Additionally, inspectors found that "several key statements related to the scope and results of the [agency’s] review were misleading or incorrect," including things as basic as the stated timeframe.
The VA initially claimed that they investigated delayed requests going back to 1999, but months later a review by the Tampa Bay Times questioned the accuracy of that claim.

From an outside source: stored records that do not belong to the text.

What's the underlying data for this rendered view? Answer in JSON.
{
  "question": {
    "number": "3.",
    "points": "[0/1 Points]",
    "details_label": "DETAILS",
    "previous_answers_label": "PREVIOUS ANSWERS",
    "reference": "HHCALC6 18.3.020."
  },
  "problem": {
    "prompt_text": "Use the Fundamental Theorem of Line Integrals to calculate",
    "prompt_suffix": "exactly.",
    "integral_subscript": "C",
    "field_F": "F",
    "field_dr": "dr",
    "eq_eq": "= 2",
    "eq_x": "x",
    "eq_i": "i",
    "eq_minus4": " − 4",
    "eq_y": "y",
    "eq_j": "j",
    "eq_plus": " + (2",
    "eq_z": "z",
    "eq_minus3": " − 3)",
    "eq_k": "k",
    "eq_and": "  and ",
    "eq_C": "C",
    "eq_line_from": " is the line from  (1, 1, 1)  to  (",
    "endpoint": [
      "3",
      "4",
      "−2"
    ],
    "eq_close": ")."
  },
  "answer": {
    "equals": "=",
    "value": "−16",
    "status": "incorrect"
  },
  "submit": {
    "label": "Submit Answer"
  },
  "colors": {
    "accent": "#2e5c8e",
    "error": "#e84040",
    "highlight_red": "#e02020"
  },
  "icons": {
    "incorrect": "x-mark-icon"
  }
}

The Times noted that part of the review, which looked at delays specifically for gastrointestinal cancers, "included only cases involving veterans harmed in fiscal years 2010 and 2011."
The VA acknowledged those discrepancies, saying they were an "inadvertent" error and were not meant to "mislead anyone with respect to the scope or findings of these reviews."
The inspector general’s new report confirms a faulty timeframe.
Instead of reviewing cases open since 1999, inspectors found that facility managers were told to "review consults that had been unresolved for more than 90 days but less than 5 years." If a case "had been unresolved for more than 5 years" the managers could "close those without review."
The instructions meant that the VA only reviewed open consults beginning in September of 2007, eight years later than what they wrote in their "fact sheet."
Chairman of the House Veteran Affairs Committee Jeff Miller (R., Fla.) said the latest report is troubling because it suggests that the actual number of veterans negatively impacted by delays in care may never be known.
Miller said in a statement the report shows that cases unresolved for more than five years were "simply closed out … en masse and without proper review," and VA officials made "undeniably false" claims that their review went back to 1999.
"We may never know the actual number of veterans affected by gaps in the VA system that existed for years," Miller said.
The VA did not respond to request for comment by press time.